We can represent the following XML:

<?xml version=“1.0” standalone=“yes”>
<students>
	<student>
		<name>Anna</name>
		<number>20171989</number>
		<programme>G402</programme>
	</student>
	<student>
		<name>John</name>
		<number>20174378</number>
		<programme>G702</programme>
	</student></students>

as the following JSON file:

{"students":[
	{"name": "Anna",
	"number":20171989,
	"programme":"G402"},
	{"name": "John",
	"number":20174378,
	"programme":"G702"},
	
]}
  • {} are used for objects.
  • [] are used for arrays.

MongoDB

This DBMS stores documents in a variant of JSON:

  • Creating/managing collections:

      dc.createCollection("students")
    
  • Insert/update/delete documents:

      db.students.insert{
          {name: "Anna", studentID: 20171989, year: 2}
      }
    
  • Finding documents:

      db.students.find({year: 2})
      db.students.find({year: {$lt: 3}}).sort({year:1})
    

MongoDB Properties

Sharding (horizontal fragmentation):

  • Collections are split into horizontal fragments.
  • Based on the shard key:
    • Indexed Field
    • Exists in all documents.

Replication:

  • Horizontal fragments of collections are replicated.
  • Master-slave approach:
    • Primary copy (master) and secondary copies (replicas).
    • Updates - On master, then delegated to replicas.
    • Reads - Delegated to master (default) or to any replica.

Transaction Support:

  • ACID is supported on the newest version from 2020.
  • Isolation is not fully supported as only snapshots are completed.

Column Stores

Column stores are laid out like so:

  • Student:

      name   contact        
      first last address city postcode email  
    123 Anna Collins

The following are different to normal tables:

  • Column Family - A group of column qualifiers.
    • Column Qualifier - Conventional columns.
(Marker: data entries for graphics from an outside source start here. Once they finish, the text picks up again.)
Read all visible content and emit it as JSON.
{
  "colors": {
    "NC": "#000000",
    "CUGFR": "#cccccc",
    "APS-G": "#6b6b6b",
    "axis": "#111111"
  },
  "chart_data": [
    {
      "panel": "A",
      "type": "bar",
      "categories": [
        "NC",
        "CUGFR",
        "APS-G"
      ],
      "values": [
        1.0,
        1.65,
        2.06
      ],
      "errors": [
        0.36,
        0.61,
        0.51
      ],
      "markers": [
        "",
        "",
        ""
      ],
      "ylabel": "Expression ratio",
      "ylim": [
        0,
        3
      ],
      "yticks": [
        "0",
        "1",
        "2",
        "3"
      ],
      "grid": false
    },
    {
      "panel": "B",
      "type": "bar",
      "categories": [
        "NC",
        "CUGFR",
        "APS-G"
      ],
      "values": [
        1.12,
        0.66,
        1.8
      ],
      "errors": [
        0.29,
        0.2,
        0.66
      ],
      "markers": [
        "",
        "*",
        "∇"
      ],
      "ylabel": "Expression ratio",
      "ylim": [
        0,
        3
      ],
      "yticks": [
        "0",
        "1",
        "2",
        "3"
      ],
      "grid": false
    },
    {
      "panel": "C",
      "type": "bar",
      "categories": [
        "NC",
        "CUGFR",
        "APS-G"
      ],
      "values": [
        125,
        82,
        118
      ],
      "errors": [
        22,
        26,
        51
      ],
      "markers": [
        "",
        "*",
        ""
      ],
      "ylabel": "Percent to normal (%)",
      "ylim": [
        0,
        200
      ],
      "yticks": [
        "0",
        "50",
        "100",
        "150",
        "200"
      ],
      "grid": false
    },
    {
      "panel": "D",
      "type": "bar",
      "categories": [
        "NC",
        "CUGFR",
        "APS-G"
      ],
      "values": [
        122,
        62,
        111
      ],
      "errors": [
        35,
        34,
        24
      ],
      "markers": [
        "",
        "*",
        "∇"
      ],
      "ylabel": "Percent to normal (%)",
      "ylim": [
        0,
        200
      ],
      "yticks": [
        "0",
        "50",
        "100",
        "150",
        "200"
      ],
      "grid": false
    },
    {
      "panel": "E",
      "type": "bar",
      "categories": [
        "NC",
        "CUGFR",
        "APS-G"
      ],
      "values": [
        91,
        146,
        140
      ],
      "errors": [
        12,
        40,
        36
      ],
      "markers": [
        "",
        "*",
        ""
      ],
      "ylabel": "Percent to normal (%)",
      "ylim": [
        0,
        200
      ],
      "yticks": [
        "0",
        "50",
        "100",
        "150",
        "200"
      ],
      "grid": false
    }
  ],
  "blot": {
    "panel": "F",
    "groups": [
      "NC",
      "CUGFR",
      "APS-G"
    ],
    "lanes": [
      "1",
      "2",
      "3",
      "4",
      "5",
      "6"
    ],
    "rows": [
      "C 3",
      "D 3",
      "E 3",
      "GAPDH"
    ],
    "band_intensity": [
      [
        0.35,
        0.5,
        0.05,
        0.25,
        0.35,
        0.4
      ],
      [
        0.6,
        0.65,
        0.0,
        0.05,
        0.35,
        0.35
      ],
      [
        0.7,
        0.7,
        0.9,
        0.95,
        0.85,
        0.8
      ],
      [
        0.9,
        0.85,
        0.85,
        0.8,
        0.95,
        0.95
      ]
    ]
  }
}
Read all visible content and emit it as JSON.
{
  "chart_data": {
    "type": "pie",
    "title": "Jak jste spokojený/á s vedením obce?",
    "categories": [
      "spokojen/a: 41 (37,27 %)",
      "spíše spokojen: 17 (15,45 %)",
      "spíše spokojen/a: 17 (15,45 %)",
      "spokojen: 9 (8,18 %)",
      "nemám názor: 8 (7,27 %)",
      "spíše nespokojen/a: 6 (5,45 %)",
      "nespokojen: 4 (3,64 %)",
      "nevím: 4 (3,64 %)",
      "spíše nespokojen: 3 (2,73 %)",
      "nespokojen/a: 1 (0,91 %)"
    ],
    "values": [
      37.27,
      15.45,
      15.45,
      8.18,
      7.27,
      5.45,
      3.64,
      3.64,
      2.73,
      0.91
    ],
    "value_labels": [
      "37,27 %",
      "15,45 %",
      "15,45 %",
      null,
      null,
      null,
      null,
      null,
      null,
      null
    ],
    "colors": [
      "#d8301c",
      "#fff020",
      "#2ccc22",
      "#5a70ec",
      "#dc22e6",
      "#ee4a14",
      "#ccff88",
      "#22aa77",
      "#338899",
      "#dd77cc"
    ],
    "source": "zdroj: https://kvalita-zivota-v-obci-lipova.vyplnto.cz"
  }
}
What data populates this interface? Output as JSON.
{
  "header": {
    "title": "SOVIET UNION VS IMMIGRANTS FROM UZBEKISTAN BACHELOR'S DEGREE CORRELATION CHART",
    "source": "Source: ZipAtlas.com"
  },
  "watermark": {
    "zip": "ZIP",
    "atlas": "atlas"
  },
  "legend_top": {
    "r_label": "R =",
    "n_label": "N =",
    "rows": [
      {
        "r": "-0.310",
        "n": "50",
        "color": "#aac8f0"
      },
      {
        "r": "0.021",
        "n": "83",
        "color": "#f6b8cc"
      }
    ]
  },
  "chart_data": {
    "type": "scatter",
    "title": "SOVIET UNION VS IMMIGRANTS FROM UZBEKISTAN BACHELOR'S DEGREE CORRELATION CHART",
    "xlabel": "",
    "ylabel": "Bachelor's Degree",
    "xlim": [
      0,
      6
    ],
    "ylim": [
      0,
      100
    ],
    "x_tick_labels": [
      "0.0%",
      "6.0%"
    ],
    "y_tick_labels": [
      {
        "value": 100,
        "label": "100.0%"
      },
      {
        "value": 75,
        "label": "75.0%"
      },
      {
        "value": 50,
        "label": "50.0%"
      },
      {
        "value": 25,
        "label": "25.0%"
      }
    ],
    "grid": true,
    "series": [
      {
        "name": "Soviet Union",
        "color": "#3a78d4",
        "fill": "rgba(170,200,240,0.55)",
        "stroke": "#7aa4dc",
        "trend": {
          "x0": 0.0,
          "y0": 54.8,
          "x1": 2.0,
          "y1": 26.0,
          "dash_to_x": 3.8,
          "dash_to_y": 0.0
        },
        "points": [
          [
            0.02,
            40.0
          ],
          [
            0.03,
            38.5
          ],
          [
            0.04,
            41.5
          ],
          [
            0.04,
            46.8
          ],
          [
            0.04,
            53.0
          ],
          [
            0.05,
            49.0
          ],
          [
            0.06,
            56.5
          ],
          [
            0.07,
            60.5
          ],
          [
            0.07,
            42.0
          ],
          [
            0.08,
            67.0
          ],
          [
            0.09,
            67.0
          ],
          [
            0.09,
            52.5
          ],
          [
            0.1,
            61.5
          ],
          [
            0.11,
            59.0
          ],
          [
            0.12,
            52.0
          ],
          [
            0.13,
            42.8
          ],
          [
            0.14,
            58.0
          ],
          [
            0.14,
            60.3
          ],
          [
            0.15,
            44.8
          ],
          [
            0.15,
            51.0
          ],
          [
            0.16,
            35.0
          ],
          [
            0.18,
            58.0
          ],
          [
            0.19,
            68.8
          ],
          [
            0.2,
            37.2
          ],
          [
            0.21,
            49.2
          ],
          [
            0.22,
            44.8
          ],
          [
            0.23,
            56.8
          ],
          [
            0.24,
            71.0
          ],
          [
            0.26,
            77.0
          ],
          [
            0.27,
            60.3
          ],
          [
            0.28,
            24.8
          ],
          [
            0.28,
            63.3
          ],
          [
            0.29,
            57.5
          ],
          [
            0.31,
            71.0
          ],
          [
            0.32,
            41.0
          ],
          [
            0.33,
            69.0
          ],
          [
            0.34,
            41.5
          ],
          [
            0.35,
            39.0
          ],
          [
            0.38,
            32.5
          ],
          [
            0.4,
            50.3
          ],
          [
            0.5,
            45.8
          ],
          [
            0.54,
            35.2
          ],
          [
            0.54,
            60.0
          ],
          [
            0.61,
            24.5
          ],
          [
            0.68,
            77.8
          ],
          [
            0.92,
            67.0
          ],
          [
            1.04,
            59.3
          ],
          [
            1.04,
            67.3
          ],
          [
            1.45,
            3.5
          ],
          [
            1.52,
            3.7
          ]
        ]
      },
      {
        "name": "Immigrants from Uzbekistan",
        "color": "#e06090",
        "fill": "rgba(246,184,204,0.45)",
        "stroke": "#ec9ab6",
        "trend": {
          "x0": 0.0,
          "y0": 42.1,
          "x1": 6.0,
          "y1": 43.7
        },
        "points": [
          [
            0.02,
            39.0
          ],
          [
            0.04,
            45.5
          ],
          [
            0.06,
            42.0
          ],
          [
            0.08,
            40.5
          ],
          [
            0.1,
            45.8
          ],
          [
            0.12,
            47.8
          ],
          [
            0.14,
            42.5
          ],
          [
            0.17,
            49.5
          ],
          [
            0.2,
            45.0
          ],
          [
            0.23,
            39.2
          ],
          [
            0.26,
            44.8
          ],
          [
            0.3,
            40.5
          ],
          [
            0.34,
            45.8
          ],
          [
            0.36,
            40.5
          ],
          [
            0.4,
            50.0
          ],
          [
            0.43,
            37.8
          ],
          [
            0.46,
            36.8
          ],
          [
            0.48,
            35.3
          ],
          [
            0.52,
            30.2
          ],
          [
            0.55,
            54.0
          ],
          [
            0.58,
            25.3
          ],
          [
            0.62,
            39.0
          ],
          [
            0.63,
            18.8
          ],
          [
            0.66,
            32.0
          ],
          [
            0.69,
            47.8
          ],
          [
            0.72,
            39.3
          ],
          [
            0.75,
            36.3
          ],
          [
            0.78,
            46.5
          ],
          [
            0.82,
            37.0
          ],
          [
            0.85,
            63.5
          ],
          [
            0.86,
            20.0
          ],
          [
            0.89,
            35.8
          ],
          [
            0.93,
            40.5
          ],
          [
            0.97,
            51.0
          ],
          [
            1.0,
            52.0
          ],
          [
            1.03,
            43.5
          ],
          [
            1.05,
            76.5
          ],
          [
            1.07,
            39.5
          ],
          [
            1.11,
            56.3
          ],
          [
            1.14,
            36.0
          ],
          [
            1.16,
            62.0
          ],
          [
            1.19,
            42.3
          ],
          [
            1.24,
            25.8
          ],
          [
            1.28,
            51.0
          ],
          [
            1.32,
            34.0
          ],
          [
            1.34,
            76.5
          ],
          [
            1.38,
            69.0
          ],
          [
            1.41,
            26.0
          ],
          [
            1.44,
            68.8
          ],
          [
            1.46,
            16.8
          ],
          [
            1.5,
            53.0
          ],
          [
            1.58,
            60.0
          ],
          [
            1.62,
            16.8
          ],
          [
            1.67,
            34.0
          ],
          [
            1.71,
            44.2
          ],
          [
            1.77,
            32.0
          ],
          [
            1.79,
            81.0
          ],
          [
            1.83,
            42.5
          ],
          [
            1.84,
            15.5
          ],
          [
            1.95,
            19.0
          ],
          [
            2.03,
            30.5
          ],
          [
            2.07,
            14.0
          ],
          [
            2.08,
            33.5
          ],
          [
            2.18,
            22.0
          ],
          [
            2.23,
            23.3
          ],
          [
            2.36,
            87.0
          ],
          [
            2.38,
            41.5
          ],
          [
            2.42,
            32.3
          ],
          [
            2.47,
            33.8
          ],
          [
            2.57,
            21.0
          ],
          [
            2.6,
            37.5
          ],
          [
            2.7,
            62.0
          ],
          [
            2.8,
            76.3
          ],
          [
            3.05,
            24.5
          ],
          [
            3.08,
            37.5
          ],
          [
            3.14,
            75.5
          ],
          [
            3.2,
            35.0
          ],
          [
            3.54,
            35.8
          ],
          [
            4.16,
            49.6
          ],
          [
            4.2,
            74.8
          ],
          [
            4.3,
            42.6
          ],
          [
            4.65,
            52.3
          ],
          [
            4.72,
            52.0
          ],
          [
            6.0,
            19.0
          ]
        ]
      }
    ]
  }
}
    These are referenced as <columnfamiliy>:<columnqualifier>.

Hbase

This column store implementation uses the hadoop distributed file system:

  • Creating tables:

      create 'STUDENT','NAME','Grade','Programme'
    
  • Inserting rows:

      put 'STUDENT','row1','Name:Fname','Anna'
      put 'STUDENT','row1','Grade:COMP207','100'
    
  • Finding documents:

      get 'STUDENT','row1'
      scan 'STUDENT'
    

    scan is used for going through the whole table.

Hbase Properties

Hbase uses two levels of fragmentation:

  • Top Level - Rows are divided into regions (ranges of rows).
  • Bottom Level - Regions store different column families in different nodes (computers).

There is no transaction support.

Each item has a time stamp and one can access past version of the database (if setup):

> get ’STUDENT’, ‘row1’
	COLUMN	CELL
	name:first	timestamp=1511139129384, value=Anna
	name:last	timestamp=1511139140333, value=…

Graph Databases

These store data as a graph with:

  • Objects and attributes on the nodes.
  • Relations on the arcs.

Data is then accessed using an SQL-like path query language.